Notice the attempt to entice the user to open the file by changing the icon to look like a PDF file, however the file has the SCR extension. This is also a common method used by criminals to encapsulate malware inside of a different file format. I used IDA PRO to open this file and look to some instructions within this file and noticed that it was trying to open a registry key (HKCU\Software\Microsoft\Windows\ShellNoRoam\MUICache\). Since I didn’t have too much time to play around and see more in depth instructions I decided to run the AV and see what it will get. The result is shown below:


This is the TrojanDownloader:Win32/Banload, very common in Brazil and the goal of this trojan is to steal banking credentials and other sensitive data, and send it back to a remote attacker.
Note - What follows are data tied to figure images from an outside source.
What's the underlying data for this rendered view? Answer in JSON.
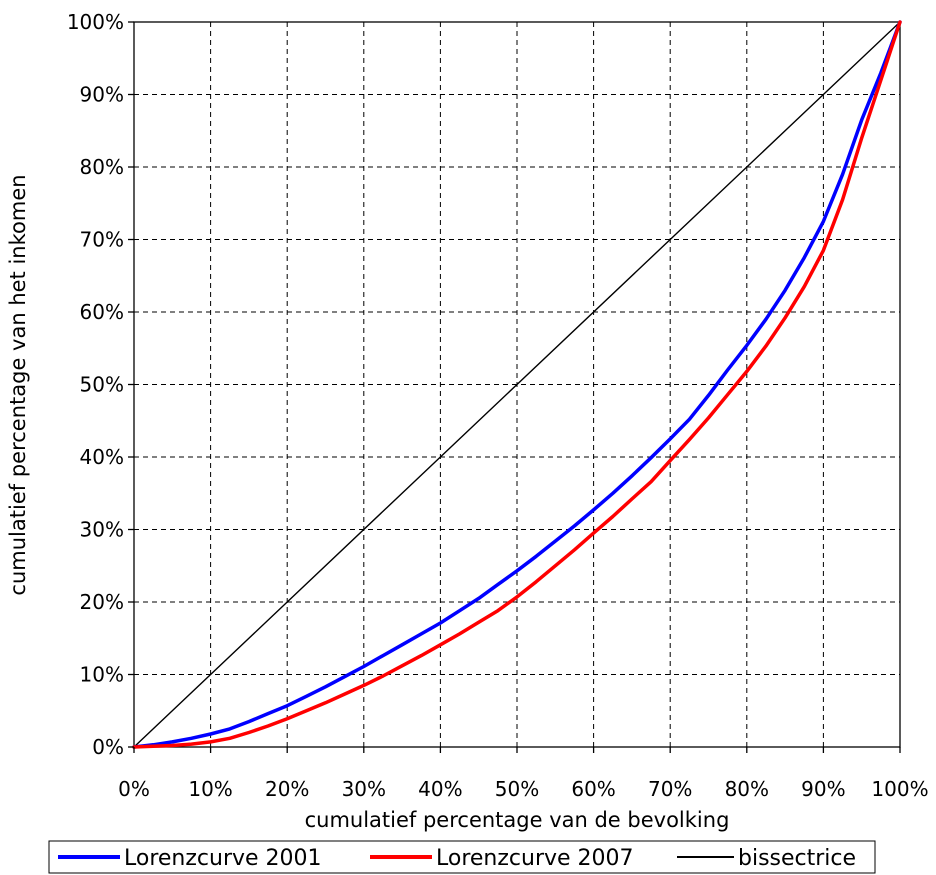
{
  "chart_data": {
    "type": "line",
    "title": "",
    "xlabel": "cumulatief percentage van de bevolking",
    "ylabel": "cumulatief percentage van het inkomen",
    "xlim": [
      0,
      100
    ],
    "ylim": [
      0,
      100
    ],
    "x_ticks": [
      0,
      10,
      20,
      30,
      40,
      50,
      60,
      70,
      80,
      90,
      100
    ],
    "y_ticks": [
      0,
      10,
      20,
      30,
      40,
      50,
      60,
      70,
      80,
      90,
      100
    ],
    "x_tick_labels": [
      "0%",
      "10%",
      "20%",
      "30%",
      "40%",
      "50%",
      "60%",
      "70%",
      "80%",
      "90%",
      "100%"
    ],
    "y_tick_labels": [
      "0%",
      "10%",
      "20%",
      "30%",
      "40%",
      "50%",
      "60%",
      "70%",
      "80%",
      "90%",
      "100%"
    ],
    "grid": true,
    "legend_position": "bottom",
    "series": [
      {
        "name": "Lorenzcurve 2001",
        "color": "#0000ff",
        "x": [
          0,
          2.5,
          5,
          7.5,
          10,
          12.5,
          15,
          17.5,
          20,
          22.5,
          25,
          27.5,
          30,
          32.5,
          35,
          37.5,
          40,
          42.5,
          45,
          47.5,
          50,
          52.5,
          55,
          57.5,
          60,
          62.5,
          65,
          67.5,
          70,
          72.5,
          75,
          77.5,
          80,
          82.5,
          85,
          87.5,
          90,
          92.5,
          95,
          97.5,
          100
        ],
        "y": [
          0,
          0.3,
          0.7,
          1.2,
          1.8,
          2.5,
          3.5,
          4.6,
          5.7,
          7.0,
          8.3,
          9.7,
          11.1,
          12.6,
          14.1,
          15.6,
          17.1,
          18.8,
          20.5,
          22.4,
          24.3,
          26.3,
          28.4,
          30.5,
          32.7,
          35.0,
          37.4,
          39.9,
          42.5,
          45.2,
          48.5,
          52.0,
          55.4,
          59.0,
          63.0,
          67.5,
          72.5,
          79.0,
          86.5,
          93.0,
          100
        ]
      },
      {
        "name": "Lorenzcurve 2007",
        "color": "#ff0000",
        "x": [
          0,
          2.5,
          5,
          7.5,
          10,
          12.5,
          15,
          17.5,
          20,
          22.5,
          25,
          27.5,
          30,
          32.5,
          35,
          37.5,
          40,
          42.5,
          45,
          47.5,
          50,
          52.5,
          55,
          57.5,
          60,
          62.5,
          65,
          67.5,
          70,
          72.5,
          75,
          77.5,
          80,
          82.5,
          85,
          87.5,
          90,
          92.5,
          95,
          97.5,
          100
        ],
        "y": [
          0,
          0.1,
          0.2,
          0.4,
          0.7,
          1.2,
          2.0,
          2.9,
          3.9,
          5.0,
          6.1,
          7.3,
          8.5,
          9.8,
          11.2,
          12.6,
          14.1,
          15.6,
          17.2,
          18.8,
          20.7,
          22.8,
          25.0,
          27.2,
          29.5,
          31.8,
          34.2,
          36.6,
          39.5,
          42.4,
          45.4,
          48.6,
          51.8,
          55.3,
          59.2,
          63.5,
          68.5,
          75.5,
          84.0,
          92.0,
          100
        ]
      },
      {
        "name": "bissectrice",
        "color": "#000000",
        "x": [
          0,
          100
        ],
        "y": [
          0,
          100
        ]
      }
    ]
  }
}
It make sense that I saw the attempt to open the registry key, because as shown at the Microsoft Malware Protection Encyclopedia, this Trojan will modify the system registry so that its dropped EXE file appears to be a legitimate Windows file, for example:

Adds value: "drvrnet"
With data: "%TEMP%\drvrnet.exe"
To subkey: HKCU\Software\Microsoft\Windows\ShellNoRoam\MUICache\

Be careful out there and if you receive any suspicious email on your Outlook or Hotmail account, make sure to report using the procedure from this link.

Stay safe!

Comments (3)

  1. This was not an EXE file, matter of fact you can see in the screenshot that the extension wasn’t hidden, it is there (SCR file), however they tricked the file to appear with PDF icon for the system.

  2. Ed says:

    This still show one thing: Why does Windows – even the latest versions – have "Hide extensions of know file types" checked. So instead of seeing thisisatrojan.pdf you would see thisisatrojan.pdf.exe.